Un autre souligne que les mécanismes que la marque prétend maîtriser comme la « lumière cellulaire à l’échelle quantique » n’existent pas dans le monde de la recherche scientifique.

La société Guerlain a été informée, par courriel du 18 janvier 2024, des plaintes dont copies lui ont été transmises et des dispositions dont la violation est invoquée.

Elle a développé oralement, le 9 février devant le jury, les observations écrites ci-dessous et apporté des précisions sur les travaux scientifiques qu’elle mène par l‘intermédiaire de Frédéric Bonté, conseiller scientifique de la marque.

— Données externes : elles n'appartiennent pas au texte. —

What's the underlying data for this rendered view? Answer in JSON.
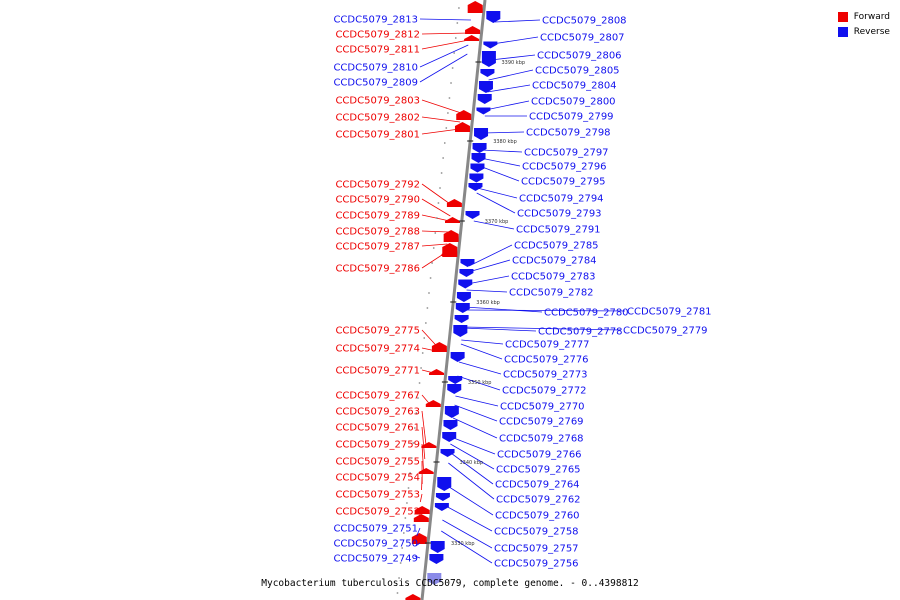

La société fait valoir, à titre liminaire, que Guerlain a débuté la commercialisation sur son site lnternet (exclusivement) d’une nouvelle ligne de soins très haut de gamme appelée « Orchidée lmpériale Gold Nobile ». Le jour même, une vidéo a été diffusée sur la chaîne Youtube @ggmilgram, fondée sur des projets de documents internes apparemment obtenus de façon illicite, mettant en cause la crédibilité scientifique des recherches lui permettant d’utiliser le terme « quantique » sur son site lnternet.

Les quatre plaintes ont été déposées le lendemain, 3 janvier 2024. Elles sont ainsi le résultat direct de la polémique provoquée par la vidéo et ne sauraient constituer une analyse sérieuse des travaux réalisés par Guerlain pour aboutir aux produits.

A cet égard, les usages dénoncés dans les plaintes ne reflètent pas la réalité des termes exacts utilisés par Guerlain. Guerlain n’a jamais utilisé les expressions de « physique quantique » (Plainte n°1), ni n’a jamais qualifié les produits eux-mêmes de « quantique » (Plainte n°2), ni même encore allégué que ceux-ci fonctionnent « de manière quantique » (Plainte n°2).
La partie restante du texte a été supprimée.